Ok...I'm at my absolute wits end here. I will do my best to temper my frustration. 😀
Every Sunday, we have at least one thing happen with Proclaim in the middle of our service.
I have been in touch with customer support before and I was told the program was having issues accessing the video file and it was timing out. The CPU jumps all OVER the place during the service. Most Sundays we have to restart the program during practice because the program locks up. The only way we can do that is to stop the Proclaim processes in the system tray.
Unfortunately I am NOT the one running the program on Sundays...I'm the pastor of the church...but I'm also the "tech guy." 😀
We have an AMD quad-core machine running at about 3.2 ghz (if I remember correctly), a 1 GB memory card and 8 GB of RAM on board. Ultimately, we really shouldn't be having these kinds of issues. This is the third computer that we've put into service in an attempt to get Proclaim to work correctly. We've upgraded each time to where we are now and my computer guy is not sure where to go from here.
Can anyone offer help? We are getting to a point where it just needs to work.
15" Macbook Pro Unibody (Early 2016) 2.7 GHZ Quad Core, OSX Mojave, 16 GB LPDDR3 RAM, 512 GB SD
Hello Joshua,
Sorry to hear about the issues Proclaim is causing your church. It looks like your church has been using Proclaim for quite a while now. Have these issues always been there? Is there anything unique about your cabling configuration (splitters, converters, etc.)?

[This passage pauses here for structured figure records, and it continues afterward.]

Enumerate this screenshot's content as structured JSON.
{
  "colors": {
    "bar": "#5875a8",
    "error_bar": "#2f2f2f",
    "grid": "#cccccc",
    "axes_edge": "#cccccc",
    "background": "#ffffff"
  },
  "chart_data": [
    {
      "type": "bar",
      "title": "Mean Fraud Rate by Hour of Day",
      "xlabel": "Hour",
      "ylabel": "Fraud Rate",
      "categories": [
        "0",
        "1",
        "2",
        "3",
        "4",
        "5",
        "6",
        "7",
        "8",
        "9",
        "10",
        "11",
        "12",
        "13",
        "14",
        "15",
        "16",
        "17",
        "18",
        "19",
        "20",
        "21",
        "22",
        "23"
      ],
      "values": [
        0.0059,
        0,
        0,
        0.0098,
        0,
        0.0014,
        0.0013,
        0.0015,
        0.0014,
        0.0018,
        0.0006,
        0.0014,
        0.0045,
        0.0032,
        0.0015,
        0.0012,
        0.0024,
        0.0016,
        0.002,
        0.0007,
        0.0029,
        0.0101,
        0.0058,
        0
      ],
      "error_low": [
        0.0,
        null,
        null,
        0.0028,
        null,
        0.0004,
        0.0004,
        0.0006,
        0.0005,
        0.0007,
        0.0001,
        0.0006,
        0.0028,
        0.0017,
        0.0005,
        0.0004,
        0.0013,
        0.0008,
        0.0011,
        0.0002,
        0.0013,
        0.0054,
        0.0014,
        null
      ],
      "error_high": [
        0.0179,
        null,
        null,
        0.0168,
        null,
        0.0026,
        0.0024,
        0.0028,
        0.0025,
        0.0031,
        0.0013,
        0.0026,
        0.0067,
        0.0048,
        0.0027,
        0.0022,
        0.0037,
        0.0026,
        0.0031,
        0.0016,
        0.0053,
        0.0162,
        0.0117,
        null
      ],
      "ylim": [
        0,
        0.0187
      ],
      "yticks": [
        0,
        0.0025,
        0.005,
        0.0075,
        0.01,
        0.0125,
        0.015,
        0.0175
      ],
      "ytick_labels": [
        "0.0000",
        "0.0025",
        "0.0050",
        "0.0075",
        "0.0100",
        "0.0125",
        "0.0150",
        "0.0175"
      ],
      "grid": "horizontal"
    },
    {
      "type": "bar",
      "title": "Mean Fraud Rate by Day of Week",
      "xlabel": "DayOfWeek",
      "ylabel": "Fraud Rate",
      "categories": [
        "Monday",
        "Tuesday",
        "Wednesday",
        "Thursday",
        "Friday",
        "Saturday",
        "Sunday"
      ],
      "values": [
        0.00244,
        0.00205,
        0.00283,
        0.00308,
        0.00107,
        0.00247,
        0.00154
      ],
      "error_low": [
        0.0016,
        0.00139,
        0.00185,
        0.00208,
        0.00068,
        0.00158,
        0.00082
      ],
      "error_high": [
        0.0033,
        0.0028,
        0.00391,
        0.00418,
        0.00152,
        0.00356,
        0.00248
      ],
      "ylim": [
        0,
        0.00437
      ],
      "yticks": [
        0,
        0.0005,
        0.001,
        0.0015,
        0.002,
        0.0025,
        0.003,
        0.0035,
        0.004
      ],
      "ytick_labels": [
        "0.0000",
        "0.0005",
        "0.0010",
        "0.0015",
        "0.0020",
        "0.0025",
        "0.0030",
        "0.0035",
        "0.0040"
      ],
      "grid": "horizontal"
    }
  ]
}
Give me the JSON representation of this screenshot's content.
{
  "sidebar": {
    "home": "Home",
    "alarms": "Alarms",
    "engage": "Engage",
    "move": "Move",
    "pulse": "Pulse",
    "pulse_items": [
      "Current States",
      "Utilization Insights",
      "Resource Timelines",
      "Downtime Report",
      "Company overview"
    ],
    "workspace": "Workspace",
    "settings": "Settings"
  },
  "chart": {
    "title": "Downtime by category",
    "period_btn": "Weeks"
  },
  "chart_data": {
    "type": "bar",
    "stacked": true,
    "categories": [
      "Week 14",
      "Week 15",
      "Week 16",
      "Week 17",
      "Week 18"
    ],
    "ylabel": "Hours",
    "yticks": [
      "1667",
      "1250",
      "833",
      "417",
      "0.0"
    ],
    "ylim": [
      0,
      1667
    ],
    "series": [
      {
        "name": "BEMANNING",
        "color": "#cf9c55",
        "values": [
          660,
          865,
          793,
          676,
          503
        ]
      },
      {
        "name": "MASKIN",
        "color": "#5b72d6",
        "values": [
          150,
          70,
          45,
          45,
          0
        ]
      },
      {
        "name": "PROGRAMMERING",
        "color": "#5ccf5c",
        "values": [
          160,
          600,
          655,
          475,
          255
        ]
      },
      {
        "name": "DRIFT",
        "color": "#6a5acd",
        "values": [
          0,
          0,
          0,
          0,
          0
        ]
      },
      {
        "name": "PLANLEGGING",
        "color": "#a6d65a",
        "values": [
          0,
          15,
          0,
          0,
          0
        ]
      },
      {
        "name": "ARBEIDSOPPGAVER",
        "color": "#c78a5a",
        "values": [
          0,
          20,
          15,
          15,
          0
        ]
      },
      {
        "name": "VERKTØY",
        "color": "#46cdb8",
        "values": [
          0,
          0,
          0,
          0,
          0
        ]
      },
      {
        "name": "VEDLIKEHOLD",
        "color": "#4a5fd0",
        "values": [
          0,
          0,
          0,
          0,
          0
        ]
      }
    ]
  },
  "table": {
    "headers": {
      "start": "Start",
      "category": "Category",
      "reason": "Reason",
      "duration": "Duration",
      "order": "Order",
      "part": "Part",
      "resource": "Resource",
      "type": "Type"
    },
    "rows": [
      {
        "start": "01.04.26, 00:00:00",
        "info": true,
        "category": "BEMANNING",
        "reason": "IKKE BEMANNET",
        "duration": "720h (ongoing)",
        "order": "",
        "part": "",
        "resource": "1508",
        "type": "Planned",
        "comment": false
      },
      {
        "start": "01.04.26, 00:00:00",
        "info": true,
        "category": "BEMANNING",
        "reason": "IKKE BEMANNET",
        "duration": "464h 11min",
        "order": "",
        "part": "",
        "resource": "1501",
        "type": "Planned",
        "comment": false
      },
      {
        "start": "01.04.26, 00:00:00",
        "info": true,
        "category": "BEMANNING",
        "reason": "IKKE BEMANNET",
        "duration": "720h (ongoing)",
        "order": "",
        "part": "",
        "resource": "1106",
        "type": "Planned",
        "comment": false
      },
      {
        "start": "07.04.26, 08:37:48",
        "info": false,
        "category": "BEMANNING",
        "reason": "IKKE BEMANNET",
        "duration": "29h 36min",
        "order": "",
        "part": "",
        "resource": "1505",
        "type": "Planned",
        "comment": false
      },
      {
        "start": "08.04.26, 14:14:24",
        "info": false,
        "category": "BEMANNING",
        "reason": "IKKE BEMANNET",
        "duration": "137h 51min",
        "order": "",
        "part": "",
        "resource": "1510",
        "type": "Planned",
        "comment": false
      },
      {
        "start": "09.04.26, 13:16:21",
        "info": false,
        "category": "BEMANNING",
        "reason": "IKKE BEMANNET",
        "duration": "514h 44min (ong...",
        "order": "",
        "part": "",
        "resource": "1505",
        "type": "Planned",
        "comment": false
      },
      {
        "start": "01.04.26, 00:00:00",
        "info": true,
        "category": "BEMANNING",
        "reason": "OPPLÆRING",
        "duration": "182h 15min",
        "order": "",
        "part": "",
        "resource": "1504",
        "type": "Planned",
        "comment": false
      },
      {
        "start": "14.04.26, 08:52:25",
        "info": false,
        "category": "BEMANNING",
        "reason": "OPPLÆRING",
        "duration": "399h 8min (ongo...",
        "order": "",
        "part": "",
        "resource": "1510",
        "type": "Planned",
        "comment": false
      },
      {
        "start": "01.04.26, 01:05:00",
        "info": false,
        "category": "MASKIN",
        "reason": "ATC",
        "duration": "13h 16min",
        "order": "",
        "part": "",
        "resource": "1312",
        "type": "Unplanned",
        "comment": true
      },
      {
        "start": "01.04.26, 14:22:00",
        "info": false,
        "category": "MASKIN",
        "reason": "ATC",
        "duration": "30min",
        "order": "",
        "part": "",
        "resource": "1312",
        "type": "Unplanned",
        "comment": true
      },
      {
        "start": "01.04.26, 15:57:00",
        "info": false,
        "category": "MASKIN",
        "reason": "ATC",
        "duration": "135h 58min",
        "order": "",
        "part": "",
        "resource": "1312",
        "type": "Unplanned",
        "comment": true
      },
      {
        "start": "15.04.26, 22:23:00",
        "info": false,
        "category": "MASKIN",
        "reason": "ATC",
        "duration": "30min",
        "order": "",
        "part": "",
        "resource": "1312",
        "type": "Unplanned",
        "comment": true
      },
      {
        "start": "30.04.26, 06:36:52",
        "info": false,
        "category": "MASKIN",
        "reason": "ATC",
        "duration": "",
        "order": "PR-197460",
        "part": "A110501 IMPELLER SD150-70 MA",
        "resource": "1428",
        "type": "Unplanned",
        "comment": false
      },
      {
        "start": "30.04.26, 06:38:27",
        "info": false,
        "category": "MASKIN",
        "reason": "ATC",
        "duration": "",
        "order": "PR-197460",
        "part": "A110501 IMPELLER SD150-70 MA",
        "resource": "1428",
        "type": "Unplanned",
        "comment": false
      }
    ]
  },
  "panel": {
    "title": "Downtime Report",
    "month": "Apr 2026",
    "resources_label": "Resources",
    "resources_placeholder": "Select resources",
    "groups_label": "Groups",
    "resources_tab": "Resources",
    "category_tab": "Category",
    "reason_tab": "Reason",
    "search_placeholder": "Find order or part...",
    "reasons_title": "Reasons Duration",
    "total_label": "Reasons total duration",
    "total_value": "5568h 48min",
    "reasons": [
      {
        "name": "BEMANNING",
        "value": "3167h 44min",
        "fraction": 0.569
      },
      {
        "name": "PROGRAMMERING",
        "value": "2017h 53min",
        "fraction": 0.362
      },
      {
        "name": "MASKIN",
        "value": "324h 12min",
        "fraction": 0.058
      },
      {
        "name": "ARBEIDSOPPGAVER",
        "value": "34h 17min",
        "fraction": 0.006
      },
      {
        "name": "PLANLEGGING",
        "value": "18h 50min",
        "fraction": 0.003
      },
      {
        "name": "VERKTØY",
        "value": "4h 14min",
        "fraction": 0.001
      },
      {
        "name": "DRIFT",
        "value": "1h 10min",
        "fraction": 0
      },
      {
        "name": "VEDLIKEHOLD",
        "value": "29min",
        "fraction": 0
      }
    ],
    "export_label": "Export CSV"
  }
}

Joshua Yates:I have been in touch with customer support before and I was told the program was having issues accessing the video file and it was timing out. The CPU jumps all OVER the place during the service. Most Sundays we have to restart the program during practice because the program locks up. The only way we can do that is to stop the Proclaim processes in the system tray.
What you're describing sounds like a memory leak, likely related to the video driver, exacerbated by video playback. The embedded Windows Media Player gets into a corrupted state and leaks memory, on top of failing to play the videos. It's an issue that affects some Windows systems but we haven't been able to isolate it to a specific video driver combination. Disabling hardware acceleration as described here almost always resolves the issue but can result in poor performance. Have you tried this? Some users have been able to install an updated driver from the manufacturer website and the issue goes away.
We're working on an alternative video playback method for Windows using DirectShow. I'd love to get a beta build running on your system and see what the results are.
In the meantime I recommend making sure your video drivers are up to date and if the issue persists try disabling hardware acceleration and see how the performance is. Please let me know how this goes, I really want to find a way to make this right for you.